Zakk Wylde - Book Of Shadows II

Sorti de nulle part, ce nouveau volet acoustique de la carrière du grand Zakk a été accueilli comme une bonne surprise. Lui qui n’a jamais hésité à s’autoriser des respirations moins électriques entre le cycle tournée/album de Black Label Society. Il faut dire aussi que le premier Book Of Shadows était une vraie réussite et a laissé un très bon souvenir aux fans du protégé d’Ozzy Osbourne.

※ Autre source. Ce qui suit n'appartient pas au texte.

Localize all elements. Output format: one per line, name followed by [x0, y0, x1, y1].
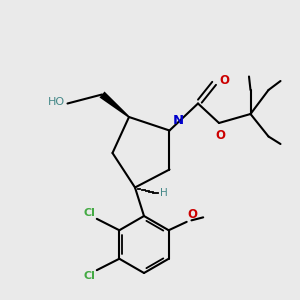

Et on peut dire d’entrée que le grand blond n’a pas lésé ses fans car ce nouvel album contient quatorze titres pour une durée de plus d’une heure. Une longueur certaine qui pourra venir à bout du plus gaillard d’entre vous tant lors des premières écoutes on dirait presque que le dernier guitar hero est tombé dans la facilité. On a l’impression que le bonhomme a écrit quatorze ballades qui deviennent lassantes au bout de cinq ou six d’entre elles. Ne vous méprenez pas, j’adore les ballades, elles me rappellent qu’au fond j’ai un cœur d’artichaut et que l’amour c’est beau (cette dernière phrase vient directement du dernier ouvrage de Patrick Sébastien). Comme pour apprécier un bon vin (ou le dernier Faith No More) il faut du temps et de l’attention pour capter toutes les bonnes choses que tonton Zakk a composé sur ce Book Of Shadows II. Les conditions d’écoute sont ici plus que jamais extrêmement importantes, il suffit de ne pas être concentré sur chaque note du grand blond pour passer à côté des immenses qualités de ce nouvel essai acoustique. Comme ce « Lost Prayer » au feeling plus sudiste, ou encore le magnifique solo de « Darkest Hour » sûrement l’un des plus beaux du Wylde mais aussi « The King » sur lequel le bougre ressort le piano pour un superbe résultat. Il faut dire aussi que si l’on n’écoute pas attentivement les arrangements de percussions et de claviers (bien souvent proches de l’orgue Hammond), ceux-ci sont très proches les uns des autres. Dommage que la collaboration tant attendue entre Zakk et Corey Taylor passe complètement inaperçue tant le second a été perdu dans le mix sur « Sleeping Dogs ». Car si le géant chante fort bien tout au long du disque, la voix du frontman de Slipknot aurait apporté un vent de fraîcheur bienvenu. Reste que de nombreux refrains restent en tête et ne vous quitte pas de la journée après s’être réveillé en douceur au son de « Tears Of December », « Lay Me Down » ou « Lost Prayer » pour ne citer que ceux qui m’ont le plus marqué.

A savourer seul ou entre amis lors d’une soirée posée, à écouter paisiblement lorsque l’on se rend à la pêche avec papy, à siroter dans l’herbe un jour de soleil sans penser à demain. Ce Book Of Shadows II s’il n’atteint pas la maestria de son prédécesseur est un beau moment de grâce subtile comme Zakk sait en proposer.